About Pluto, scientific theories for the unexplained mysteries of Pluto.


Theories and Mysteries: Because of its orbital oddities, some astronomers speculate that Pluto is a runaway moon of Neptune. The planet is also an exception to the Bode Law of planetary distances, which predicted the orbital distance of Uranus. Pluto's orbit is too close at 39.52 astronomical units. (The earth is 1 astronomical unit from the sun.) The predicted location was 77.2 astronomical units.

The tiny speck visible in telescopes suggests that astronomers may be seeing a "ball-bearing effect," an icy highlight reflected from a larger, unseen planet.

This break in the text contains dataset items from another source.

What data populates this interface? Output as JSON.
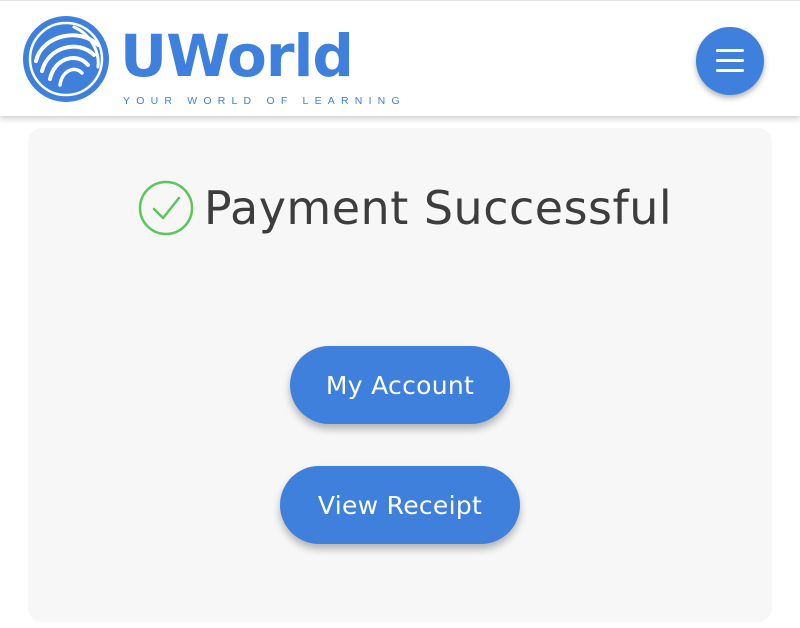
{
  "header": {
    "brand_name": "UWorld",
    "tagline": "YOUR WORLD OF LEARNING",
    "menu_icon": "hamburger-menu-icon"
  },
  "main": {
    "status_icon": "check-circle-icon",
    "title": "Payment Successful",
    "buttons": {
      "my_account_label": "My Account",
      "view_receipt_label": "View Receipt"
    }
  },
  "colors": {
    "brand_blue": "#3f80dc",
    "success_green": "#5cc55c",
    "title_text": "#3d3d3d",
    "card_background": "#f7f7f7"
  }
}
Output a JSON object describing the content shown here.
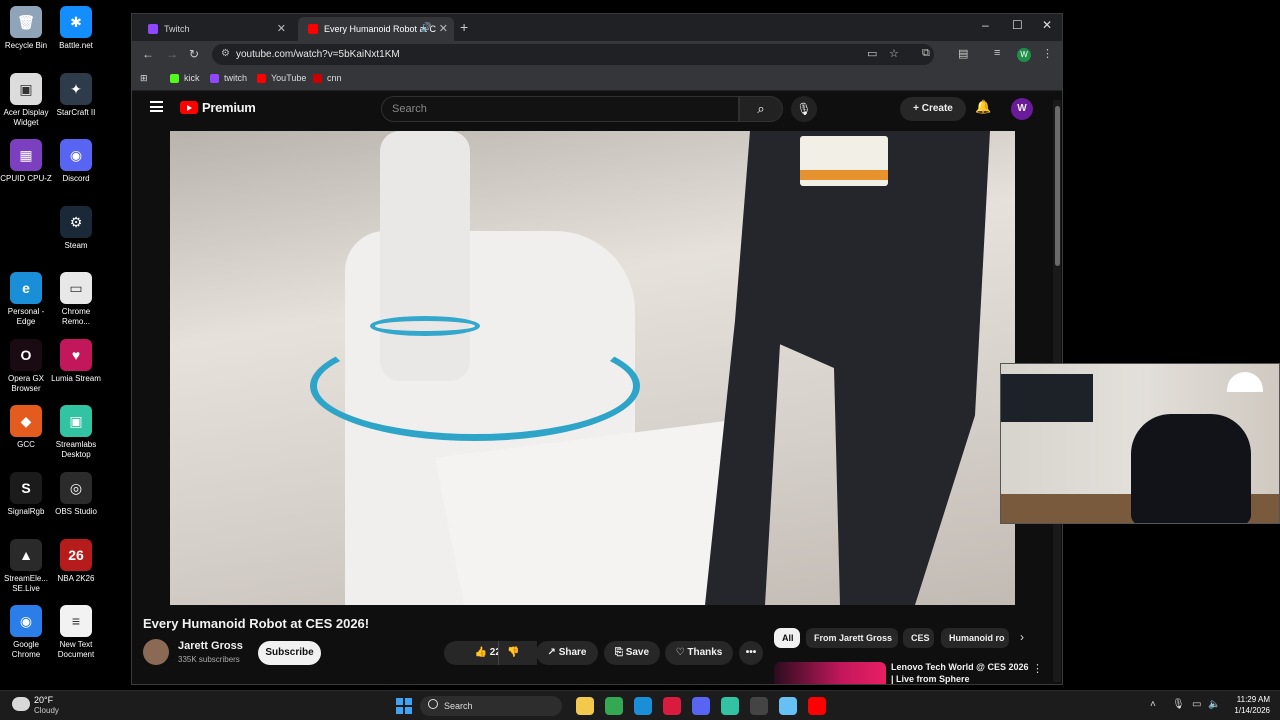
{
  "desktop": {
    "icons": [
      {
        "label": "Recycle Bin",
        "color": "#8fa4b8",
        "glyph": "🗑"
      },
      {
        "label": "Battle.net",
        "color": "#148eff",
        "glyph": "✱"
      },
      {
        "label": "Acer Display Widget",
        "color": "#dcdcdc",
        "glyph": "▣"
      },
      {
        "label": "StarCraft II",
        "color": "#2e3b4a",
        "glyph": "✦"
      },
      {
        "label": "CPUID CPU-Z",
        "color": "#7b3fbf",
        "glyph": "▦"
      },
      {
        "label": "Discord",
        "color": "#5865f2",
        "glyph": "◉"
      },
      {
        "label": "Steam",
        "color": "#1b2838",
        "glyph": "⚙"
      },
      {
        "label": "Personal - Edge",
        "color": "#1a8fd8",
        "glyph": "e"
      },
      {
        "label": "Chrome Remo...",
        "color": "#e8e8e8",
        "glyph": "▭"
      },
      {
        "label": "Opera GX Browser",
        "color": "#1a0b12",
        "glyph": "O"
      },
      {
        "label": "Lumia Stream",
        "color": "#c2185b",
        "glyph": "♥"
      },
      {
        "label": "GCC",
        "color": "#e35b1f",
        "glyph": "◆"
      },
      {
        "label": "Streamlabs Desktop",
        "color": "#31c3a2",
        "glyph": "▣"
      },
      {
        "label": "SignalRgb",
        "color": "#1b1b1b",
        "glyph": "S"
      },
      {
        "label": "OBS Studio",
        "color": "#2b2b2b",
        "glyph": "◎"
      },
      {
        "label": "StreamEle... SE.Live",
        "color": "#2a2a2a",
        "glyph": "▲"
      },
      {
        "label": "NBA 2K26",
        "color": "#b71c1c",
        "glyph": "26"
      },
      {
        "label": "Google Chrome",
        "color": "#2b7de9",
        "glyph": "◉"
      },
      {
        "label": "New Text Document",
        "color": "#f2f2f2",
        "glyph": "≡"
      }
    ]
  },
  "browser": {
    "tabs": [
      {
        "title": "Twitch",
        "color": "#9146ff"
      },
      {
        "title": "Every Humanoid Robot at C",
        "color": "#ff0000"
      }
    ],
    "url": "youtube.com/watch?v=5bKaiNxt1KM",
    "bookmarks": [
      {
        "label": "kick",
        "color": "#53fc18"
      },
      {
        "label": "twitch",
        "color": "#9146ff"
      },
      {
        "label": "YouTube",
        "color": "#ff0000"
      },
      {
        "label": "cnn",
        "color": "#cc0000"
      }
    ],
    "profile_initial": "W"
  },
  "youtube": {
    "logo_text": "Premium",
    "search_placeholder": "Search",
    "create_label": "Create",
    "avatar_initial": "W",
    "video_title": "Every Humanoid Robot at CES 2026!",
    "channel_name": "Jarett Gross",
    "subscribers": "335K subscribers",
    "subscribe_label": "Subscribe",
    "likes": "227",
    "share_label": "Share",
    "save_label": "Save",
    "thanks_label": "Thanks",
    "chips": [
      "All",
      "From Jarett Gross",
      "CES",
      "Humanoid ro"
    ],
    "recommended_title": "Lenovo Tech World @ CES 2026 | Live from Sphere"
  },
  "taskbar": {
    "temperature": "20°F",
    "weather": "Cloudy",
    "search_label": "Search",
    "time": "11:29 AM",
    "date": "1/14/2026",
    "apps": [
      {
        "name": "file-explorer",
        "color": "#f2c94c"
      },
      {
        "name": "chrome",
        "color": "#34a853"
      },
      {
        "name": "edge",
        "color": "#1a8fd8"
      },
      {
        "name": "opera-gx",
        "color": "#d81b3f"
      },
      {
        "name": "discord",
        "color": "#5865f2"
      },
      {
        "name": "streamlabs",
        "color": "#31c3a2"
      },
      {
        "name": "obs",
        "color": "#444444"
      },
      {
        "name": "steam",
        "color": "#66c0f4"
      },
      {
        "name": "youtube",
        "color": "#ff0000"
      }
    ]
  }
}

Its mass is not as dense as perturbations, or deviations, in the predicted orbits of Uranus and Neptune indicate. This suggests that it might even be a burned-out, superdense neutron star. Others concede that the error could be in the reported observations in the perturbations of Uranus and Neptune.

William H. Pickering of Harvard was so sure Pluto was the "wrong" planet that he suggested it was misnamed, and recommended that it be called Loki, for the god of thieves, instead. He believed the real Pluto should be massive and situated much more remotely.

Pluto remains a dark, cold, lonely voyager, as mysterious as its namesake--an unapproachable wanderer in the outer regions.